Saturday, January 22, 2011

Book #4 Shakespeare’s Kitchen

Our next read shall be, Shakespeare’s Kitchen by Lore Segal. The book is 240 pages. We'll have until Friday to get the book and take 3-weeks to read. Next chat will be
the weekend of February 19. Please post availability for the 17-21 and we'll settle on a time by 1/28.

Tuesday, January 18, 2011

Book #4, voting

In order to keep the choices for voting purposes down to 4-5 books, I have narrowed down the selection to the following books:

a) A Room With a View - E.M. Forster
b) The Tipping Point - Malcolm Gladwell
c) Shakespeare’s Kitchen, Lore Segal
d) Babylon Revisited: And Other Stories, F. Scott Fitzgerald
e) Son of Hamas, Mosab Hassan Yousef

Remember to vote by Friday at 3pm PST. As with the last book, order your preferences (1-5). The final choice will be based on how the books score overall based on a point system of 1-5 assigned to rankings (a ranking of 1 has a point value of 5, etc.).

Sunday, January 16, 2011

Book #4

As we close one book, we open another!

The current book options are:

a) A Room With a View - E.M. Forster
b) The Girl with the Dragon Tattoo - Stieg Larsson
c) The Tipping Point - Malcolm Gladwell

If you want to add any book to that list, submit your suggestions by Tuesday (1/18) 5pm.

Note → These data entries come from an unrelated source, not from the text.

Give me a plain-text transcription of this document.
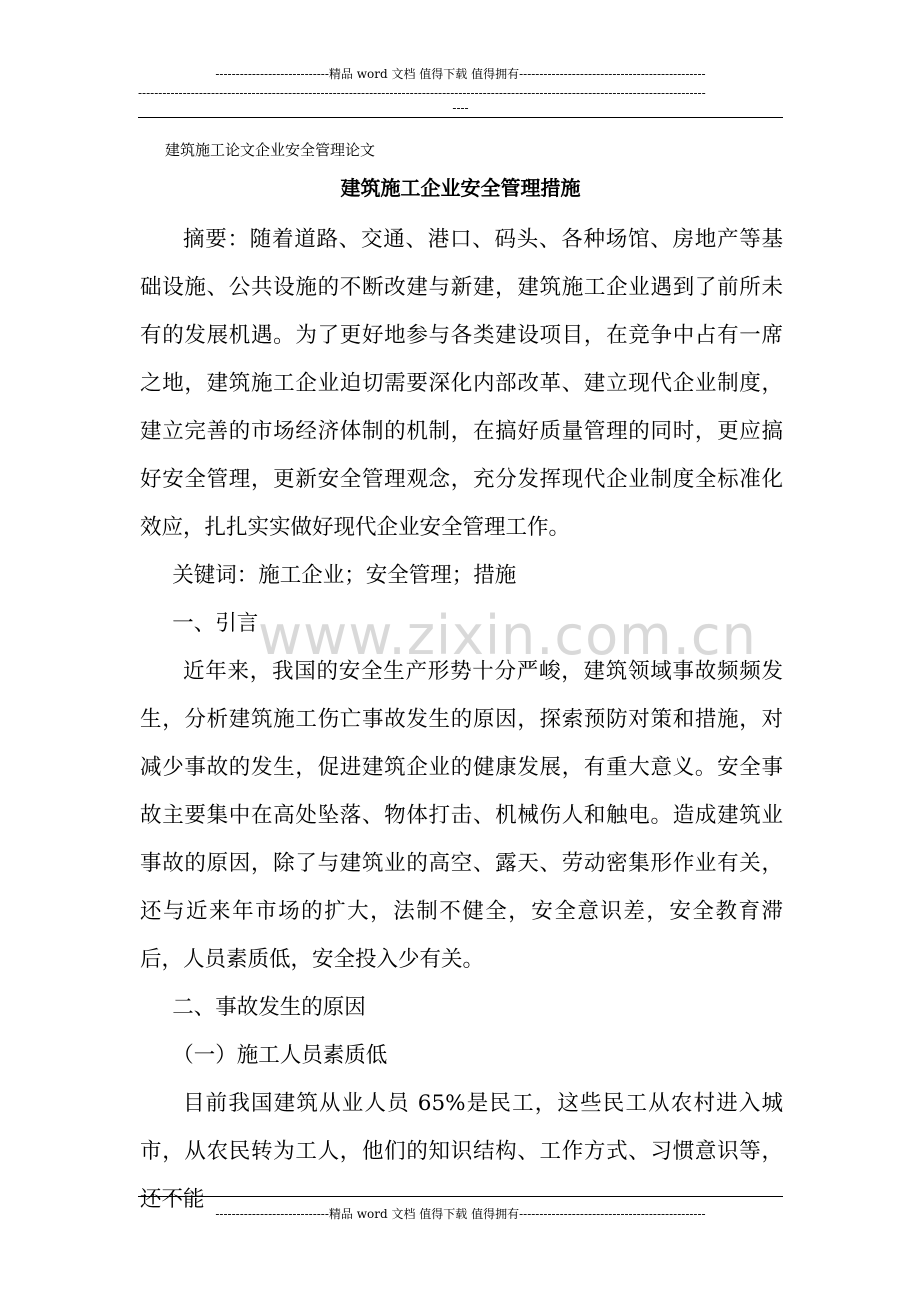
----------------------------精品 word 文档 值得下载 值得拥有----------------------------------------------
--------------------------------------------------------------------------------------------------------------------------------------------
----
建筑施工论文企业安全管理论文
建筑施工企业安全管理措施

摘要：随着道路、交通、港口、码头、各种场馆、房地产等基础设施、公共设施的不断改建与新建，建筑施工企业遇到了前所未有的发展机遇。为了更好地参与各类建设项目，在竞争中占有一席之地，建筑施工企业迫切需要深化内部改革、建立现代企业制度，建立完善的市场经济体制的机制，在搞好质量管理的同时，更应搞好安全管理，更新安全管理观念，充分发挥现代企业制度全标准化效应，扎扎实实做好现代企业安全管理工作。

关键词：施工企业；安全管理；措施

一、引言

近年来，我国的安全生产形势十分严峻，建筑领域事故频频发生，分析建筑施工伤亡事故发生的原因，探索预防对策和措施，对减少事故的发生，促进建筑企业的健康发展，有重大意义。安全事故主要集中在高处坠落、物体打击、机械伤人和触电。造成建筑业事故的原因，除了与建筑业的高空、露天、劳动密集形作业有关，还与近来年市场的扩大，法制不健全，安全意识差，安全教育滞后，人员素质低，安全投入少有关。

二、事故发生的原因

（一）施工人员素质低

目前我国建筑从业人员 65%是民工，这些民工从农村进入城市，从农民转为工人，他们的知识结构、工作方式、习惯意识等，还不能

www.zixin.com.cn
----------------------------精品 word 文档 值得下载 值得拥有----------------------------------------------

Voting will commence Tuesday evening after all the suggestions have been compiled, and Book #4 will announced Friday.

Machine of Death- Chat Stew

We have finished another book together, woohoo! Get ready for the next book, post to vote coming later today. For now, below is the transcript for our Machine of Death chat. It was our biggest chat, yet, and we covered a lot! Even if you haven't finished or started the Machine of Death, you should check out the discussion.

Wednesday, January 12, 2011

Machine of Death- Chat

It sounds like many of you are really enjoying the book, I'm glad to hear that.

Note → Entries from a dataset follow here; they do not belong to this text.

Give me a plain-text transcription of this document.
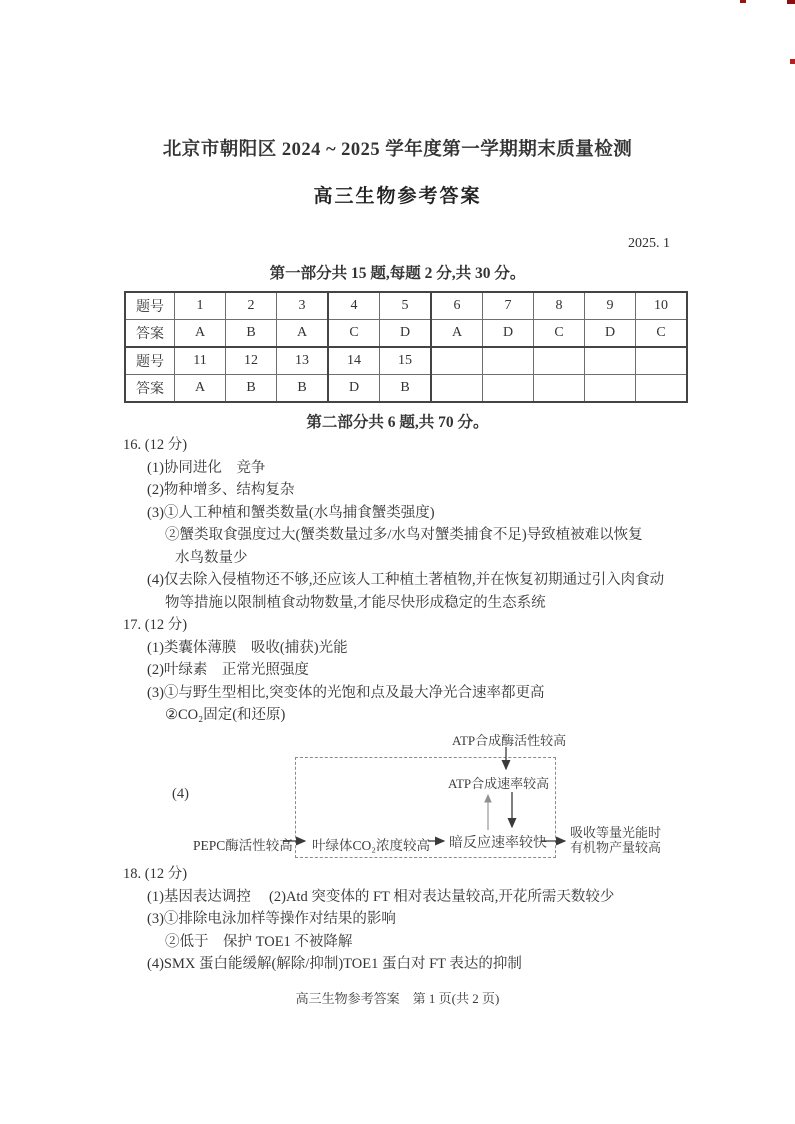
北京市朝阳区 2024 ~ 2025 学年度第一学期期末质量检测
高三生物参考答案
2025. 1
第一部分共 15 题,每题 2 分,共 30 分。
题号	1	2	3	4	5	6	7	8	9	10
答案	A	B	A	C	D	A	D	C	D	C
题号	11	12	13	14	15					
答案	A	B	B	D	B					
第二部分共 6 题,共 70 分。
16. (12 分)
(1)协同进化　竞争
(2)物种增多、结构复杂
(3)①人工种植和蟹类数量(水鸟捕食蟹类强度)
②蟹类取食强度过大(蟹类数量过多/水鸟对蟹类捕食不足)导致植被难以恢复
水鸟数量少
(4)仅去除入侵植物还不够,还应该人工种植土著植物,并在恢复初期通过引入肉食动
物等措施以限制植食动物数量,才能尽快形成稳定的生态系统
17. (12 分)
(1)类囊体薄膜　吸收(捕获)光能
(2)叶绿素　正常光照强度
(3)①与野生型相比,突变体的光饱和点及最大净光合速率都更高
②CO₂固定(和还原)
(4)
ATP合成酶活性较高
ATP合成速率较高
PEPC酶活性较高 叶绿体CO₂浓度较高 暗反应速率较快
吸收等量光能时
有机物产量较高
18. (12 分)
(1)基因表达调控　 (2)Atd 突变体的 FT 相对表达量较高,开花所需天数较少
(3)①排除电泳加样等操作对结果的影响
②低于　保护 TOE1 不被降解
(4)SMX 蛋白能缓解(解除/抑制)TOE1 蛋白对 FT 表达的抑制
高三生物参考答案　第 1 页(共 2 页)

Just want to remind you all that the chat is this Sunday, January 16 at 3pm PST. Please make sure that either Amanda or I have your screen name to invite you to the chat, and RSVP here if you plan to partake in the discussion.

Via Amanda, here are some things to think about for the discussion: "I'm curious to hear what you thought of the format of this book, as a collection of stories that sometimes conflict in their explanations. Which version of the story did you like the best, in terms of the circumstances of when/where one gets tested? The role of government? Cause of death as freedom versus entrapment? Focus on young people in so many of the stories? The role of irony, and the inherent ambiguity of words? Just some thoughts for our pending discussion..."

Looking forward to Sunday.

Tuesday, January 4, 2011

Machine of Death- good or bad?

I'm enjoying the book so far and I hope everyone else who is able to read it feels the same.

For this first discussion, anyone can respond regardless of whether you are reading the book or not. What I'd like to know is how you feel about having a machine that can tell you how you will die? Do you feel strongly that said machine would cause more harm than good, or are you apathetic? Are there advantages to knowing ahead of time how you will die, or will knowing prevent you from fully experiencing and enjoying life? Share your thoughts and opinions.

For those who are not sure what a "Machine of Death" is, it as a machine that can tell how an individual will die. The machine can give some vague cause of death like "love," or can give something more detailed like "torn apart and devoured by lions." However, the machine does not provide any time or date for when said death will occur. An individual who is said to die by "crack" might stay away from the drug only to die when a crack in the sidewalk causes him/her to stumble and crack his/her head open.